Auditors find conflict of interest in OHS project
Every year, all school districts in Minnesota are required to have an independent financial audit, which is then submitted to the Minnesota Department of Education and the Office of the State Auditor.
It’s designed, of course, to prevent mishandling of public funds.
This year, in typical fashion, Owatonna Public Schools received a “clean” audit report, according to the auditing firm of CliftonLarsonAllen.
There were, however, two compliance issues related to Minnesota state law.
Not only was it unusual – it was a complete about-face from previous reviews of the books.
It was enough to prompt Owatonna School Board Chairman Mark Sebring to make a statement following the presentation of audit results.
“This year there were two findings, and both have been addressed,” he said. “Every year, the district has been involved with Mohs Contracting, and three things have happened. Both our business manager and board member Jolayne Mohs – who is married to (owner) Scott Mohs – have clearly indicated a potential conflict of interest to the public and to the auditor.
“In the past, our auditor, CliftonLarsonAllen, has not identified the conflict as an issue to be addressed, and Jolayne has abstained from voting on any relevant contracts,” Sebring said.
But this year CLA changed its interpretation of the state statute and identified the potential conflict as an issue.
“We immediately addressed this with Mohs Contracting, and mutually agreed that Mohs should resign from further work with Owatonna Public Schools while Jolayne continues to serve on the board,” Sebring said.
That includes its work on the construction of the new high school; Mohs Contracting was hired to do the finish carpentry and exterior outbuildings.

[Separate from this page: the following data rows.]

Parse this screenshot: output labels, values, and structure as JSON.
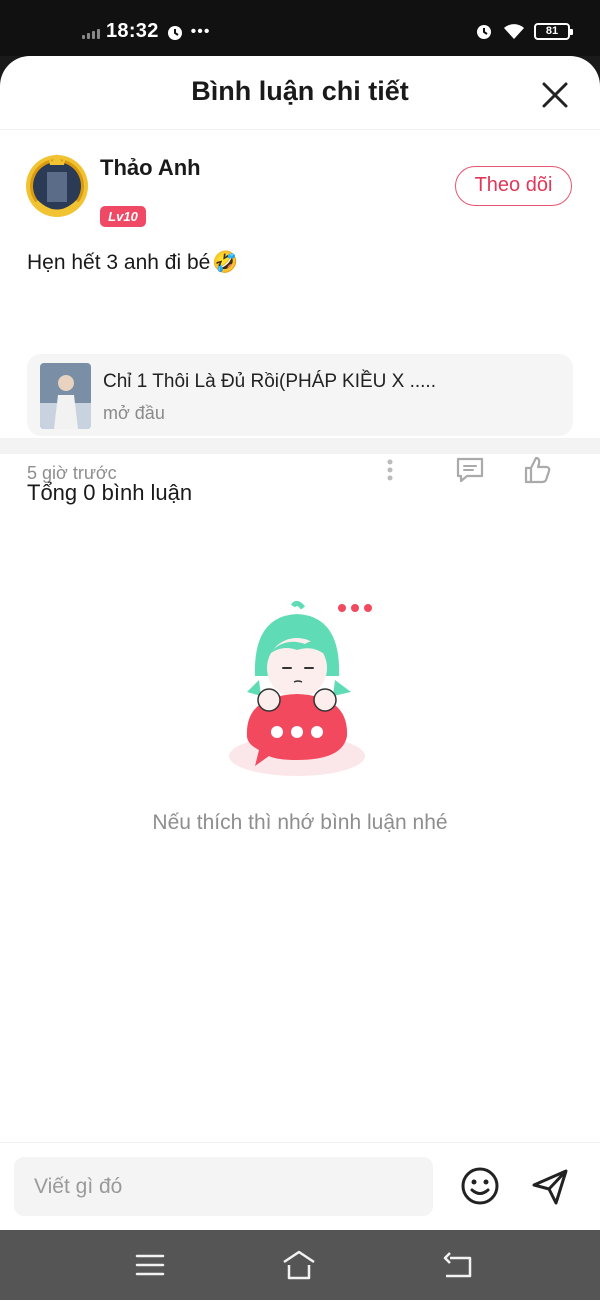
{
  "status_bar": {
    "time": "18:32",
    "more": "•••",
    "battery": "81"
  },
  "header": {
    "title": "Bình luận chi tiết"
  },
  "post": {
    "user_name": "Thảo Anh",
    "level": "Lv10",
    "follow_label": "Theo dõi",
    "text": "Hẹn hết 3 anh đi bé",
    "emoji": "🤣",
    "song": {
      "title": "Chỉ 1 Thôi Là Đủ Rồi(PHÁP KIỀU X .....",
      "subtitle": "mở đầu"
    },
    "time": "5 giờ trước"
  },
  "comments": {
    "total_label": "Tổng 0 bình luận",
    "empty_text": "Nếu thích thì nhớ bình luận nhé"
  },
  "input": {
    "placeholder": "Viết gì đó"
  },
  "colors": {
    "accent": "#ef4966",
    "mint": "#5fdcb5",
    "bubble": "#f2495e"
  },
  "icons": [
    "signal-icon",
    "alarm-icon",
    "wifi-icon",
    "battery-icon",
    "close-icon",
    "more-icon",
    "comment-icon",
    "like-icon",
    "emoji-icon",
    "send-icon",
    "menu-icon",
    "home-icon",
    "back-icon"
  ]
}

“Kraus Anderson, our construction manager on the high school, has reassigned the work, and is confident the work will be completed with fidelity and within budget,” he said.

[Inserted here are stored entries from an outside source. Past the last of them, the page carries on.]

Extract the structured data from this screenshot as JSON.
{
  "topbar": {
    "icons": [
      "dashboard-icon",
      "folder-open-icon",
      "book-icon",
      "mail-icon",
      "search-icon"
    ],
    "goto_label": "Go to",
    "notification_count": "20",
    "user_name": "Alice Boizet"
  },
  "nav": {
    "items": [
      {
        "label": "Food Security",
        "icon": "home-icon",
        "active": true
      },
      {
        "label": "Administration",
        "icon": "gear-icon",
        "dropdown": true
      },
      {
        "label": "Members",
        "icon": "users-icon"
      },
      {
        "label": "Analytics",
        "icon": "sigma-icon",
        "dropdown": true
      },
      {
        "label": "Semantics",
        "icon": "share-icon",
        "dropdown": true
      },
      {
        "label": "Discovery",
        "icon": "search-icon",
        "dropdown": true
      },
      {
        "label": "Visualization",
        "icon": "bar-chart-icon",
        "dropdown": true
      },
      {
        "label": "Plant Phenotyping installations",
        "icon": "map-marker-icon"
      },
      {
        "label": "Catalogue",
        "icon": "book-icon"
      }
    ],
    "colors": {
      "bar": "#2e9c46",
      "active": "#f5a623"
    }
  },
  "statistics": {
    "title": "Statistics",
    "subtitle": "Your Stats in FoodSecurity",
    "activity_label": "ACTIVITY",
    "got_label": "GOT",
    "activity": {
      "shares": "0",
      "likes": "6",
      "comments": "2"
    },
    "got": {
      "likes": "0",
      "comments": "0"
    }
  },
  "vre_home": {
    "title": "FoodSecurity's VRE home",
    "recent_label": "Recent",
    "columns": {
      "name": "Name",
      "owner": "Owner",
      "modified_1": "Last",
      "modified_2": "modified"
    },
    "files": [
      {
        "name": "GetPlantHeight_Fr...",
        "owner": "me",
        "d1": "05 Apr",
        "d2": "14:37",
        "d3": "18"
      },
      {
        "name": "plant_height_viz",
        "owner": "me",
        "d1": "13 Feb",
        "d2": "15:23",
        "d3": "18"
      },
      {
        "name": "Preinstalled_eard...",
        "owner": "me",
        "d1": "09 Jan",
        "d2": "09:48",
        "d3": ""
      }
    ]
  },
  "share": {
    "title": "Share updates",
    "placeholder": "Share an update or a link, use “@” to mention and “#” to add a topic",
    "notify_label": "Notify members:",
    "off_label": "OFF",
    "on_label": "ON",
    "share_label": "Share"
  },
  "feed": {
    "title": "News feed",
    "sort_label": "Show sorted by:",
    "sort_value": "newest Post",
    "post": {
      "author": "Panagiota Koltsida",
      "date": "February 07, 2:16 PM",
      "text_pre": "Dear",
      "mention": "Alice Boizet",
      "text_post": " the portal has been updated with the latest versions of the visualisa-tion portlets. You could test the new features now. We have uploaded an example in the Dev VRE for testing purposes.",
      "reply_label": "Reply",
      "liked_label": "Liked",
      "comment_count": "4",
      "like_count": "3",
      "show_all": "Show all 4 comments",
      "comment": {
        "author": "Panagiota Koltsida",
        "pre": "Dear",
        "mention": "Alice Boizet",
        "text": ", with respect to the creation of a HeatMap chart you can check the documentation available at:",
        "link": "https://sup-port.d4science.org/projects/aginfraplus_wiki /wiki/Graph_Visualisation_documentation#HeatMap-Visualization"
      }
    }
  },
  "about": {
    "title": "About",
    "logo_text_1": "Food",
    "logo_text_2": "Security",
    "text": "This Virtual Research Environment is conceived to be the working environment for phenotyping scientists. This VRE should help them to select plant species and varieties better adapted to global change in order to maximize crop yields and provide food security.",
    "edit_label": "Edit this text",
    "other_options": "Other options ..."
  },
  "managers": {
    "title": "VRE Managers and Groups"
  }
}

“We’re confused about why the auditor changed their prior interpretation of the statute, we’re happy to comply, and with this new finding, we appreciate the outside review to ensure we’re on track, in compliance and transparent with the community,” Sebring continued.
“We look forward to completing and celebrating the opening of our new high school in the fall of 2023,” he said.
Mohs did not address the issue or the board.
As the new building nears completion, the future of the existing high school will get a closer look this week.
The community group tasked with making a recommendation on how best to use the site once all operations are moved to the new school was scheduled to meet Wednesday.
“Our hope is to get through the proposal and really have some earnest discussion with our community members that are serving on the task force, to provide some guidance and advice,” said Superintendent Jeff Elstad.
In late October, an East Coast development company submitted a proposal for review. Now it’s up to the local task force to ensure any ideas presented meet the criteria already established for any potential uses – including it being beneficial for the community and the neighborhood, among other requirements.
Elstad said the eventual recommendation will be made in early 2023.
Also in 2023, he will likely be testifying before the Minnesota Legislature in its upcoming session.
“Sen. (John) Jasinski has already tapped me on the shoulder to potentially present on our bond request that will be looking to partner with Riverland Community College for a mechatronics lab on Riverland campus,” Elstad said.
Jasinski, R-Faribault, has been named deputy minority leader in the Minnesota Senate, “so that’s very helpful and good representation for our area,” he said.
In a final order of business at Monday night’s meeting, school board members approved gifts to the district, including $50,000 from the ISD 761 Foundation.
It’s the annual installment for a pledge of $250,000 – a number that’s being matched by the Owatonna Foundation.
“About two years, the ISD 761 Foundation and the Owatonna Foundation came together to provide funding for a community room space at the new high school, which will be named the Foundation Room,” Elstad said.
The 2,400-square-foot room will be on the east side of the building, near the new high school’s activities entrance. There will also be access to the outdoor courtyard between the school and the football stadium.
The Foundation Room may be used for community gatherings of all kinds, as well as a classroom. It will feature a dividing wall, designed to maximize its usefulness and flexibility, as well as provide collaborative opportunities.
“It’s a great partnership,” Elstad said. “I talk with other districts and communities around the state, and this level of commitment from both foundations in our community” is uncommon.